Online Segment Any 3D Thing as Instance Tracking

TL;DR

This work reframes online 3D instance segmentation as an instance-tracking problem to address temporal coherence and fragmentation. It introduces a lightweight tracking architecture with Long-Term Memory, Short-Term Memory, and Spatial Consistency Learning to propagate identities, inject immediate contextual updates, and merge fragmented masks, achieving state-of-the-art AP on ScanNet200 while sustaining real-time throughput. The approach demonstrates strong generalization across ScanNet, SceneNN, and 3RScan and provides extensive ablations that validate the contribution of each module. The work advances embodied perception by enabling robust, temporally-consistent 3D segmentation under partial views and open-vocabulary scenarios.

Abstract

Online, real-time, and fine-grained 3D segmentation constitutes a fundamental capability for embodied intelligent agents to perceive and comprehend their operational environments. Recent advancements employ predefined object queries to aggregate semantic information from Vision Foundation Models (VFMs) outputs that are lifted into 3D point clouds, facilitating spatial information propagation through inter-query interactions. Nevertheless, perception is an inherently dynamic process, rendering temporal understanding a critical yet overlooked dimension within these prevailing query-based pipelines. Therefore, to further unlock the temporal environmental perception capabilities of embodied agents, our work reconceptualizes online 3D segmentation as an instance tracking problem (AutoSeg3D).

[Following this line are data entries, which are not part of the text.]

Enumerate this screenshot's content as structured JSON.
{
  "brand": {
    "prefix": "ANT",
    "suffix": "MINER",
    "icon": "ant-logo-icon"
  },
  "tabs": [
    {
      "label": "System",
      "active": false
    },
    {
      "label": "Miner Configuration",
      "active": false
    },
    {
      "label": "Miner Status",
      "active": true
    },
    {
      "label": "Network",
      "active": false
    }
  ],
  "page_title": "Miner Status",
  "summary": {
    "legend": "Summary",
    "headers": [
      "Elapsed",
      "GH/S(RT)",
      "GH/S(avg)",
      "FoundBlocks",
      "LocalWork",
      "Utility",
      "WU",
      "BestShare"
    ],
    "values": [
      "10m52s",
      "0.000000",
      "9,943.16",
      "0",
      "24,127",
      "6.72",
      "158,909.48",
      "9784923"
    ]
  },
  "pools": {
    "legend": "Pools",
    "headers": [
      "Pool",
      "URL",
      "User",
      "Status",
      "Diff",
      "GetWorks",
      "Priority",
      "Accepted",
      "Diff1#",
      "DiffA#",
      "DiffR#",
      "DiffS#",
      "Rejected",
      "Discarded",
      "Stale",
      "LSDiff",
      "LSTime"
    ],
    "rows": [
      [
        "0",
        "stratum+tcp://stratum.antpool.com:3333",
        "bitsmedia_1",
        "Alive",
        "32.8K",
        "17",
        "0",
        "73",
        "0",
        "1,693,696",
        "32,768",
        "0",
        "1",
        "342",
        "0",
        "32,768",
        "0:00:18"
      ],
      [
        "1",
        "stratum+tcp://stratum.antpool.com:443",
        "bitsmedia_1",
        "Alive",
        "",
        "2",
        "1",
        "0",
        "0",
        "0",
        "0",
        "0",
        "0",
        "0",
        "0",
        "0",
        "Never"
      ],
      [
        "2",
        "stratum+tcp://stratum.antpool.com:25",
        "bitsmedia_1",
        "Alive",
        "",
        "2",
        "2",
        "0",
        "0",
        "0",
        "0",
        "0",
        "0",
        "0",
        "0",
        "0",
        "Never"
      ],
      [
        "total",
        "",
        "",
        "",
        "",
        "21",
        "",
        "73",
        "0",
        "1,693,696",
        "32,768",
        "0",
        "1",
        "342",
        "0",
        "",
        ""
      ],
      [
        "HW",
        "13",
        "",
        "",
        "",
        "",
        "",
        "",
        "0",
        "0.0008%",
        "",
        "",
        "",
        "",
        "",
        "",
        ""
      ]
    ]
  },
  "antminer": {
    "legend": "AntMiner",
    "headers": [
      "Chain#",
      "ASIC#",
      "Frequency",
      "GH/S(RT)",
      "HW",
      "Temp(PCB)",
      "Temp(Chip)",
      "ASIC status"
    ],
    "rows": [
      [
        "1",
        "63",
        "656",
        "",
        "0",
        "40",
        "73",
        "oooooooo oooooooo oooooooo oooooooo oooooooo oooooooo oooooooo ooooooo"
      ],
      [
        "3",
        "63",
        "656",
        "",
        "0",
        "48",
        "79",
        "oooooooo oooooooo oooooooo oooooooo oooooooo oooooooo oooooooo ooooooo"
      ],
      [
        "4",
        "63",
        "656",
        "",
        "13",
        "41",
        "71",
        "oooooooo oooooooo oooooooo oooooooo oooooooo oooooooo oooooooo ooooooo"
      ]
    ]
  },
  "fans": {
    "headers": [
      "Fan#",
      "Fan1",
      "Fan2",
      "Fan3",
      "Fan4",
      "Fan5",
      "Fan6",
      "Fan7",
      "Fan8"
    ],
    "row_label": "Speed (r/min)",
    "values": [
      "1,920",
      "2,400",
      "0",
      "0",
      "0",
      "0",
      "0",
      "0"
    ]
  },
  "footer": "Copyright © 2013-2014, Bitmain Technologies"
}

Our core strategy involves utilizing object queries for temporal information propagation, where long-term instance association promotes the coherence of features and object identities, while short-term instance update enriches instant observations. Given that viewpoint variations in embodied robotics often lead to partial object visibility across frames, this mechanism aids the model in developing a holistic object understanding beyond incomplete instantaneous views. Furthermore, we introduce spatial consistency learning to mitigate the fragmentation problem inherent in VFMs, yielding more comprehensive instance information for enhancing the efficacy of both long-term and short-term temporal learning. The temporal information exchange and consistency learning facilitated by these sparse object queries not only enhance spatial comprehension but also circumvent the computational burden associated with dense temporal point cloud interactions. Our method establishes a new state-of-the-art, surpassing ESAM by 2.8 AP on ScanNet200 and delivering consistent gains on ScanNet, SceneNN, and 3RScan datasets.

Paper Structure

This paper contains 13 sections, 14 equations, 2 figures, 8 tables.

Figures (2)

  • Figure 1: This diagram delineates the operational mechanisms of our constituent modules. Spatial Consistency Learning (SCL) mitigates the over-segmentation tendencies of VFM by employing a one-to-many supervision strategy during the training phase and utilizing learning-based mask integration at the inference stage. The Short-term Memory (STM) module enriches current instance representations by integrating observational data from prior frames. Furthermore, the Long-term Memory (LTM) module is engineered to associate instances, segmented by the Visual Front-end Module (VFM), with established tracklets in memory, consequently enhancing temporal consistency.
  • Figure 2: Visualization of segmentation results on ScanNet200 dataset.